Is Branding Ethically Wrong?

It is a common belief that branding is highly important to marketers, consumers, and society-at-large. But several years ago there arose a movement stating that branding is actually not ethical.

Historically, branding has been viewed as advantageous to all stakeholders, because it promotes higher quality, fosters competition, and enhances profits while reducing consumers’ search costs. However, in the recent years the subject of branding has become controversial. It has sparked a worldwide movement that labels branding as not just problematic, but “immoral”. Here are the arguments of anti-globalization activists and marketing academics who criticize the ethicality of branding.

Branding Under Attack: No Space, No Choice, No Jobs

The most famous critique of global brands was written by a Canadian journalist Naomi Klein back in 1999. Her book, No Logo, has become a manifesto for anti-globalization activists attacking the organizational practice of branding.

Klein links the growth of multinational corporations with “a single, seemingly innocuous idea developed by management theorists in the mid-1980s: that successful corporations must primarily produce brands, as opposed to products”. While admitting the effectiveness of this idea, the author dwells on the negative consequences of brand-oriented marketing activity.
The book consists of four sections: No Space, No Choice, No Jobs, and No Logo. In the first three, Naomi Klein chastises global brands for:

  • cultural and educational expansion (No Space);
  • replacing local alternatives (No Choice); 
  • exploitation of Third World workers, McJobs, and domestic unemployment (No Jobs). 

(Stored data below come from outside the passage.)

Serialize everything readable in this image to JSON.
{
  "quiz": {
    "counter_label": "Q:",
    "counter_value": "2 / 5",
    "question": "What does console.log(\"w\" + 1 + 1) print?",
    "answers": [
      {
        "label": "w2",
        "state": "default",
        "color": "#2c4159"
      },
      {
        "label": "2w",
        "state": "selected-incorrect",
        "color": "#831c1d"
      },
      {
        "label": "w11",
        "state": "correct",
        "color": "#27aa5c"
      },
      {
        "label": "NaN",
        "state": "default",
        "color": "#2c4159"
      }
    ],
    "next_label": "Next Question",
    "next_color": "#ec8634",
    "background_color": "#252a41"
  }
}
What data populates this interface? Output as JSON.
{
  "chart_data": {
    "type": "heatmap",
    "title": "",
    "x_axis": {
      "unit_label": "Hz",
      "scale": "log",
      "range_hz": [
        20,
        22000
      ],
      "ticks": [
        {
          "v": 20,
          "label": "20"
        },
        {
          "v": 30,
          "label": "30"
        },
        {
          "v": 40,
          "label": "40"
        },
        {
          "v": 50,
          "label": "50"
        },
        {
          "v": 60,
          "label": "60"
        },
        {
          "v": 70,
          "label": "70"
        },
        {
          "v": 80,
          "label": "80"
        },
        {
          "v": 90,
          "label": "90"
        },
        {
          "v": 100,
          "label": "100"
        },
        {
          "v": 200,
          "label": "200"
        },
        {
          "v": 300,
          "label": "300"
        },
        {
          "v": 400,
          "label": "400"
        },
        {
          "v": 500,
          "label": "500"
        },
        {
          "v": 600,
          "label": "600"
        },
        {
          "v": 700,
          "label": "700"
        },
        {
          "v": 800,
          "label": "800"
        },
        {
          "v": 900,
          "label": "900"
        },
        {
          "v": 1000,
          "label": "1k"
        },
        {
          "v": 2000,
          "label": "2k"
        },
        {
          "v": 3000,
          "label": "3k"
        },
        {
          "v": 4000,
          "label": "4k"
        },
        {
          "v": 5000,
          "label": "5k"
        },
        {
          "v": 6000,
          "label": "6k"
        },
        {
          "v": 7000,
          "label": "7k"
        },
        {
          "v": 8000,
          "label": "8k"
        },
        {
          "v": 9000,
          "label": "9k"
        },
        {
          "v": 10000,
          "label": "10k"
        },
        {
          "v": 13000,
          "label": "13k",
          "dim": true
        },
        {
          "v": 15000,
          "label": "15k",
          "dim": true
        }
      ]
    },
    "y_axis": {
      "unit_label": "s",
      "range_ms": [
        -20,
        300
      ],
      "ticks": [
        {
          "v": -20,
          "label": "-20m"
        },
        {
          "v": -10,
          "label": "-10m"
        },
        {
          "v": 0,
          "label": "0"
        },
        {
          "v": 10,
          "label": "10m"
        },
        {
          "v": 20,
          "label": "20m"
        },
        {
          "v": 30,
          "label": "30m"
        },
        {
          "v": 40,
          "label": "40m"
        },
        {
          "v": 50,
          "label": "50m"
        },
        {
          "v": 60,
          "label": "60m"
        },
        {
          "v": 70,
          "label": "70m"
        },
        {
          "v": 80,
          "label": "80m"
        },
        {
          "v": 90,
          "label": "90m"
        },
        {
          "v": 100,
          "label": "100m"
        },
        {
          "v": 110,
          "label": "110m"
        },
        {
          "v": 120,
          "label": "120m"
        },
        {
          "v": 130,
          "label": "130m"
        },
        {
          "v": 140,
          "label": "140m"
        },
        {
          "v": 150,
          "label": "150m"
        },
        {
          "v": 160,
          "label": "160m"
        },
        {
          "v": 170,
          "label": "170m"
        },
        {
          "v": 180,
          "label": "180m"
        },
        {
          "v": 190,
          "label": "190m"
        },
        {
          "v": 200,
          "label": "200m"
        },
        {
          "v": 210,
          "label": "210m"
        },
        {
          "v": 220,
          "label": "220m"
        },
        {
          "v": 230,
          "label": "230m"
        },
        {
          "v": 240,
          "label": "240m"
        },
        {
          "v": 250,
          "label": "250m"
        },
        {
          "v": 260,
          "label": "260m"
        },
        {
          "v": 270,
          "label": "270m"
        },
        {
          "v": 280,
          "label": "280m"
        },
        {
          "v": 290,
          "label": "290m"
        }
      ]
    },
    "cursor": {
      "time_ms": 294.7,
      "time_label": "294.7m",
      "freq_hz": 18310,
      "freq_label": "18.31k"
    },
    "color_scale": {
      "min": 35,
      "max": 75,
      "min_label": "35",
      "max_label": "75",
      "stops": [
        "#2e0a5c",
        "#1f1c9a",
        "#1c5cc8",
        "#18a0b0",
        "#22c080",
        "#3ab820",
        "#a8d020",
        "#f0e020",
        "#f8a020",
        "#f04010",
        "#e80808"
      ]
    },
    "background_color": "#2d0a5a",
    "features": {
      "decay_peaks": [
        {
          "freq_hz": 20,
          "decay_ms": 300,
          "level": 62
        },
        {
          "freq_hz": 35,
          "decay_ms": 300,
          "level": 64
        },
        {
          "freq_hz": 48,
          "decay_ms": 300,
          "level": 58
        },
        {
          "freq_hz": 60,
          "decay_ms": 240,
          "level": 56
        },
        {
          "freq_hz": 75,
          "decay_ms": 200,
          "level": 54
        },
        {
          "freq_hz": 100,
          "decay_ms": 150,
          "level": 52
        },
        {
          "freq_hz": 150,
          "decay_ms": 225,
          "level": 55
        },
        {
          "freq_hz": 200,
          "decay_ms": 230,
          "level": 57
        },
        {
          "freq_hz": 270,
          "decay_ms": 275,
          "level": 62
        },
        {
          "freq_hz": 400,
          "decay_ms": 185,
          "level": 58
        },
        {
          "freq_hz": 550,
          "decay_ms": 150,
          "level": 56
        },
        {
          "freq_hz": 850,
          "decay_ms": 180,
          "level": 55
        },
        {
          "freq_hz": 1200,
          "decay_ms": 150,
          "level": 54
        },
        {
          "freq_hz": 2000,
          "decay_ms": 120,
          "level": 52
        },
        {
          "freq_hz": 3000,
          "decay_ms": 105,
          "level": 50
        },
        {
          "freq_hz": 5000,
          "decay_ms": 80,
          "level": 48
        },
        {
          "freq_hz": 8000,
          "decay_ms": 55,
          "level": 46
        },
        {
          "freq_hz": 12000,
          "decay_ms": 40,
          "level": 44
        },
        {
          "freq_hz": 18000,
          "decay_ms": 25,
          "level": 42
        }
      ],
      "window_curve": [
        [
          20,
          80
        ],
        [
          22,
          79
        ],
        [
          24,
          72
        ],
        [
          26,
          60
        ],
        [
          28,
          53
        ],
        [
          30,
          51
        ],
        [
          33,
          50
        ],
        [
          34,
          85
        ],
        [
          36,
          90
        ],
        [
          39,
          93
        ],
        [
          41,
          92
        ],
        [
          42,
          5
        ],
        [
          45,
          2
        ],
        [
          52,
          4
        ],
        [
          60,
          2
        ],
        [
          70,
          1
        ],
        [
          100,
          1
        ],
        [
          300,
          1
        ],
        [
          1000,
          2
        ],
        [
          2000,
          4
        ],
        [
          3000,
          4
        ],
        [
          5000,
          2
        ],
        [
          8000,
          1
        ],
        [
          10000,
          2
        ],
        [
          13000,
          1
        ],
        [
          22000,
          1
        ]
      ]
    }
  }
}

The final section, No Logo, details an agenda for anti-globalization activists, with the aim of fighting the tyranny of corporate rule. According to Klein, it should be achieved through boycotts, lawsuits, and pickets against global brands.

Branding and anti-Americanism

n marketing academe, brand marketing is heavily criticized by Johny Johansson, professor at Georgetown University. Johansson considers branding “morally bankrupt”. This claim is set out in his book, In Your Face, published in 2004.

Johansson uses Klein’s arguments as a starting point and suggests a connection between anti-branding and three movements: anti-marketing, anti-globalization, and anti-Americanism. He states, “The Americans were the main proponents of [the Iraq] war, and they were also the main proponents of globalization. Anti-Americanism and anti-globalization seemed two sides of the same coin, and marketing surely played a common role in both movements”. According to Johansson, this is the reason why 121 of 140 brands denounced in No Logo were American.
 
Not only does the researcher agree with Klein’s charges, but he also accuses American marketers of encouraging “commercialism, consumption, and materialism”. For Johansson, “The problem with these brands is that they encourage an American lifestyle based on superficiality and fads, all engineered by profit-seeking marketers. It is this new consumer space, with its in-your-face marketing techniques, that threatens engrained ways of life and traditional culture.”

He argues that American marketing practices appeal to “a lowest common denominator” of a multiethnic and multicultural mix of people inhabiting the U.S., which excludes “advanced and sophisticated expressions or products” and pursues unlimited spending.

Branding Critics and Their Weak Spots

The critiques of both Klein and Johansson have fueled a global anti-branding movement, which has been growing steadily ever since. However, their arguments are not flawless.

Branding’s critics claim that it is ethically wrong because the American model of branding has strong negative consequences. But they ignore its positive societal effects, such as improvements in the quality of products and the ability to detect unsafe goods, which prompt the idea that brands are not the problems to solve, but rather the institutions to solve problems.

In addition, it is hard to determine whether branding’s critics actually attack branding or the actions of particular brands, not to mention that their allegations seem more anti-American than anti-branding. Another problem with the arguments of scholars and activists who consider branding ethically wrong is that they do not pay respect to the basic right to exercise freedom.

Shelby D. Hunt, the leading authority in marketing theory, states that individuals and firms have the right to advocate for the names of their brands. Likewise, consumers have the right to own branded goods, interact with brands and consider them as part of their “extended selves”. This leads him to the following conclusion, “Therefore, the freedom norm, a potential hypernorm, implies that brands, consumer-brand relationships, brand equity strategies, and the societal institution of branding are fundamentally, deontologically ethical.”  
 
So is branding ethically right or wrong? This question is still open to debate. However, it seems obvious that the quarrel has little to do with brand marketing itself. In fact, it is about the choices the brands and consumers freely make. After all, branding is just an instrument, and its ethicality fully depends on the personal moral codes of people who use it.